I could also wonder why none of these women and none of their fiances appear to be particularly concerned about the risks of major surgery. Surely, when your girlfriend tells you she’s going to enter a competition to win a perfect wedding, with a small associated risk of death on an operating table, most husbands-to-be would have something to add to the discussion. Wouldn’t they?

Anyway, I’m going to jump straight to: Where are the bridegrooms in this process? How come they’re deemed pretty enough to have a perfect wedding without being cut and bandaged and remodelled?
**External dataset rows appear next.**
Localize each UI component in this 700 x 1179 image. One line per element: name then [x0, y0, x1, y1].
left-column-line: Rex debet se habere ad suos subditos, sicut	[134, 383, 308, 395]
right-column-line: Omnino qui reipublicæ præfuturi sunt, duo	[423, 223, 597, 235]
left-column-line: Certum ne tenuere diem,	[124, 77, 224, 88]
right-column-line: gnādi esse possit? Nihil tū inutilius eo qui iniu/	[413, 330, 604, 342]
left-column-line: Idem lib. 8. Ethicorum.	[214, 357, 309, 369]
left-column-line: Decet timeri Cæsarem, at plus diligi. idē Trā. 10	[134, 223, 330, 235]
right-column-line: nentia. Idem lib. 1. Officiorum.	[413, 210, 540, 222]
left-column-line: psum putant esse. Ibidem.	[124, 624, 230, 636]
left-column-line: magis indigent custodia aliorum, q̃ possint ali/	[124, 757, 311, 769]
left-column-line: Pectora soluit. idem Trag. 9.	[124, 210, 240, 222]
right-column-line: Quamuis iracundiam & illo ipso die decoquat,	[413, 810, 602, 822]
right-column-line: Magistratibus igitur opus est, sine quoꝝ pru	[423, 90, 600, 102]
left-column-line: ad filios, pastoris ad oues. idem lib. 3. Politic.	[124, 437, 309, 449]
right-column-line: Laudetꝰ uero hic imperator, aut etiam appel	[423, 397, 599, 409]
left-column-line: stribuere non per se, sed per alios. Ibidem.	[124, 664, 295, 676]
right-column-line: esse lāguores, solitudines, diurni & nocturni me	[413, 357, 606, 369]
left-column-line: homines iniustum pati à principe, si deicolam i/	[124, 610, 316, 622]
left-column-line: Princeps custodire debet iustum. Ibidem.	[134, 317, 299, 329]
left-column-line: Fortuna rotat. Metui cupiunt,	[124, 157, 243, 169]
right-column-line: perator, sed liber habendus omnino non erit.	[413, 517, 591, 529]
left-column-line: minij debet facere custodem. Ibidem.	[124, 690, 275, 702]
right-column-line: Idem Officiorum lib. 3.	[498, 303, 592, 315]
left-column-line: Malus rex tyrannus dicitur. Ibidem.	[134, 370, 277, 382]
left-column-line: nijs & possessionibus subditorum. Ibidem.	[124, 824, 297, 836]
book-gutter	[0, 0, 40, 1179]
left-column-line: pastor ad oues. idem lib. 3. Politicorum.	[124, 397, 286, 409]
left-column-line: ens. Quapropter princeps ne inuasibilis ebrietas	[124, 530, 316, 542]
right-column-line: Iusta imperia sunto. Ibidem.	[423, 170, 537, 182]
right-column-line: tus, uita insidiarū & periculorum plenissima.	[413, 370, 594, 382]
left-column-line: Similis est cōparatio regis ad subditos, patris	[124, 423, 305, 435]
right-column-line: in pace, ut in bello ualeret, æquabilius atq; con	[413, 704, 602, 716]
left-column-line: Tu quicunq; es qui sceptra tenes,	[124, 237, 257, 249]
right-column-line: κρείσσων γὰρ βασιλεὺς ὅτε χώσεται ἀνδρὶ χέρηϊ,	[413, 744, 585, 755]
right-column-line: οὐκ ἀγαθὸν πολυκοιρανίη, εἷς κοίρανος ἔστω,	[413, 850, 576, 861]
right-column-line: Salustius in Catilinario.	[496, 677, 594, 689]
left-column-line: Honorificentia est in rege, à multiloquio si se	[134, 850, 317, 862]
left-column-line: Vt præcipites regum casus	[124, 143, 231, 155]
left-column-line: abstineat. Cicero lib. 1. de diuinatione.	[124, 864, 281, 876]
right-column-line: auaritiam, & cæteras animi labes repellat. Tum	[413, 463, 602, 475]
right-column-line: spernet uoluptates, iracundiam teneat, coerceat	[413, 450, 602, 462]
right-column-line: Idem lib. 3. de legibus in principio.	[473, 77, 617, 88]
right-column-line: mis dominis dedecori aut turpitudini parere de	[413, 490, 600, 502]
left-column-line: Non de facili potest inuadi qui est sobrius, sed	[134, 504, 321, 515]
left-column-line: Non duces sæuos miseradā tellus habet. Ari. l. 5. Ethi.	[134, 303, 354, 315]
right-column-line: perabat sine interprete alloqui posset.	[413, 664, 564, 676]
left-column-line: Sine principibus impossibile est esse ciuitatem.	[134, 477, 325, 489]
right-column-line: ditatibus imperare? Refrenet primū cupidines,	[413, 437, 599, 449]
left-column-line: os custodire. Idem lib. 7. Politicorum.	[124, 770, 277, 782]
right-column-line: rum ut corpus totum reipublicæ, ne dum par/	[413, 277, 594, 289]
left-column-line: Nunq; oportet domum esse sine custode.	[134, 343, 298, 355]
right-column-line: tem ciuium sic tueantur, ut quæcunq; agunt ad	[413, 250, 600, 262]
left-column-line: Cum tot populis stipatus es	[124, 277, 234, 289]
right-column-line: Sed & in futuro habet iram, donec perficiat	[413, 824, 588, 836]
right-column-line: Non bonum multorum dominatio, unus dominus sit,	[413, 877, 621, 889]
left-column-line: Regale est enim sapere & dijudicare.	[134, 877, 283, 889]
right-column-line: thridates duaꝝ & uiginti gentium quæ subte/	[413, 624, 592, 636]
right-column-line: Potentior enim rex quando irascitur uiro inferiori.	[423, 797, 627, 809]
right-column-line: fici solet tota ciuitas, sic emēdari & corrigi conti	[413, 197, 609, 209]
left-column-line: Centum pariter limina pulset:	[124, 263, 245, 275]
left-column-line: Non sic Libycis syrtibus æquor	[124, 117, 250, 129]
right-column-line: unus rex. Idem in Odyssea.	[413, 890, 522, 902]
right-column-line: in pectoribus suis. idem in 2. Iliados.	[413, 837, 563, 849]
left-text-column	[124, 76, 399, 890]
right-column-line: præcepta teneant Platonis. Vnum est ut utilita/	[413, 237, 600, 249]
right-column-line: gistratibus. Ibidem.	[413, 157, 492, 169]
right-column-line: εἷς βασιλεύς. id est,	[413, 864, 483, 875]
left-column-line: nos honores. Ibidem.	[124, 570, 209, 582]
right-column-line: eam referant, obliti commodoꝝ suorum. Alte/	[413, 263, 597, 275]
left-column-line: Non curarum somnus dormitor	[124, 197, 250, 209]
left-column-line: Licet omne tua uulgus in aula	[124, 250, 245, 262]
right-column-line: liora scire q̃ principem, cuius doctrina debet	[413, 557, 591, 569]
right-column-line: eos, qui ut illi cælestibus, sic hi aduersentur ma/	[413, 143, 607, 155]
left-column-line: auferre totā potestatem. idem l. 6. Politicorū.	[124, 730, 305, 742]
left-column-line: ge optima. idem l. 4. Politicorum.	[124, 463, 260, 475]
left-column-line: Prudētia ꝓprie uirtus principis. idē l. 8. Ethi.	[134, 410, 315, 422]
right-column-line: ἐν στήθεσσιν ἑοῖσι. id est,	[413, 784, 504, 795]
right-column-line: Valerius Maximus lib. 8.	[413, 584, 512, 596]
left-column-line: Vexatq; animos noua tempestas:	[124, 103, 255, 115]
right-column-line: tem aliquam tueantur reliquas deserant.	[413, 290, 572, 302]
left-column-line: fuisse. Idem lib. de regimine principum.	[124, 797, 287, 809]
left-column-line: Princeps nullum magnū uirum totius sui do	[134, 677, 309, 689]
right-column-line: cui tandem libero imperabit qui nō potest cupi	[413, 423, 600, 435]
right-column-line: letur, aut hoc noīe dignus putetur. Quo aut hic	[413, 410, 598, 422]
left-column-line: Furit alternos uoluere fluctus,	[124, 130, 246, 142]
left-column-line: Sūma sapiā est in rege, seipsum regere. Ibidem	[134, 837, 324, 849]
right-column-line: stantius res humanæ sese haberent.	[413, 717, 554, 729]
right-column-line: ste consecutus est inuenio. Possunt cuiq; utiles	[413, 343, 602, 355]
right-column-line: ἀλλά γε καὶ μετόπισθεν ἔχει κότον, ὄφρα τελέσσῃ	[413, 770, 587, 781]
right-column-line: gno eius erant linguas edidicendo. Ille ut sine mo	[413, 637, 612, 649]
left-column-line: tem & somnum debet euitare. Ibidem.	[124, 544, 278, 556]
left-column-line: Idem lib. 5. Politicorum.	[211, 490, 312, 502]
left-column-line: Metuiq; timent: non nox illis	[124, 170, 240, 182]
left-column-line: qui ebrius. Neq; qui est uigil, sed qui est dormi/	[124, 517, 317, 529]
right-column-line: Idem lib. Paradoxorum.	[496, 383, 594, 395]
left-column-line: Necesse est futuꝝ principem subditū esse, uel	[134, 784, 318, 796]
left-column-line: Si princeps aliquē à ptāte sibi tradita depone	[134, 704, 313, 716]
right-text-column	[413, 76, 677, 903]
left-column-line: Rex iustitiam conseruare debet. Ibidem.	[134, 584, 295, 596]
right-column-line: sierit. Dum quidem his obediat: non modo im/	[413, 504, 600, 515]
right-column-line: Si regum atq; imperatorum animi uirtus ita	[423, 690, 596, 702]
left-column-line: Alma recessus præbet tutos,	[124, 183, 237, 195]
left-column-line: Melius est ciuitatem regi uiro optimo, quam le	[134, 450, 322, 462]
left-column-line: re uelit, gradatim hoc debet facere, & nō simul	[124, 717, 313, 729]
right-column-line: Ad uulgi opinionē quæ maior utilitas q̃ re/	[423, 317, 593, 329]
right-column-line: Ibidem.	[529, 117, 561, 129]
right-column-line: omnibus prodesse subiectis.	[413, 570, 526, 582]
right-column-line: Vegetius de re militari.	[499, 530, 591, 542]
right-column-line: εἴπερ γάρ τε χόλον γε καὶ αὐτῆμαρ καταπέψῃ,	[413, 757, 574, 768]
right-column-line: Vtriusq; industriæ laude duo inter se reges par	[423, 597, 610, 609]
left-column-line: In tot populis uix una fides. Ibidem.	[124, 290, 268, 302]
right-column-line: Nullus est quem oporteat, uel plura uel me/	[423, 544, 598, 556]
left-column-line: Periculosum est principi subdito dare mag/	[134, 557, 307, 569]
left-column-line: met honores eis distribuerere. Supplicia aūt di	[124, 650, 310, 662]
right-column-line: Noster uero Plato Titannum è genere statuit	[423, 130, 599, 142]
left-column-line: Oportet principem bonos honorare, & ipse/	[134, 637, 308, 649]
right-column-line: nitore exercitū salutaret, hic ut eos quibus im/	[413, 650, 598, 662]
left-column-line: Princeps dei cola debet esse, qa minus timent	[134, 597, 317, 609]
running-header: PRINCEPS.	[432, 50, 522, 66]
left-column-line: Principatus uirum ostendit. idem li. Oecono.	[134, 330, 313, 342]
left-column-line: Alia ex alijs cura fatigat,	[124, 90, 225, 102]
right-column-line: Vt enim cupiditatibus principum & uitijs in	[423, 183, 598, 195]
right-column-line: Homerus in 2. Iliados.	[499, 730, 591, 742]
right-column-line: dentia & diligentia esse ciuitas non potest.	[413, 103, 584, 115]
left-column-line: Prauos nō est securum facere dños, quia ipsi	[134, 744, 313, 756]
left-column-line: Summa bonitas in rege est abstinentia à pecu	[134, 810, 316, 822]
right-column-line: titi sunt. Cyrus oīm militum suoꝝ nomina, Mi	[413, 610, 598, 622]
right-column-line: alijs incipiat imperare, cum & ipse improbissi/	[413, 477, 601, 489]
How come a groom can have a bit of a big nose, or a hint of a beer gut, or wonky teeth and be considered characterful, whereas brides need to be ironed and stapled until they all look like the same stepford blank canvas?

Here’s the bottom line: faces are supposed to show expressions; lips are supposed to be able to smile and laugh and shout and whistle; boobs are supposed to be squishy and jiggly; years are supposed to add wrinkles; bodies are supposed to change over time, not under a knife. We’re not all supposed to look the same. There isn’t supposed to be a template of perfect beauty that you can buy off the shelf. Love the body evolution gave you, and (and this is important) don’t go marrying anyone who doesn’t love it, in all its wonderful imperfection, too.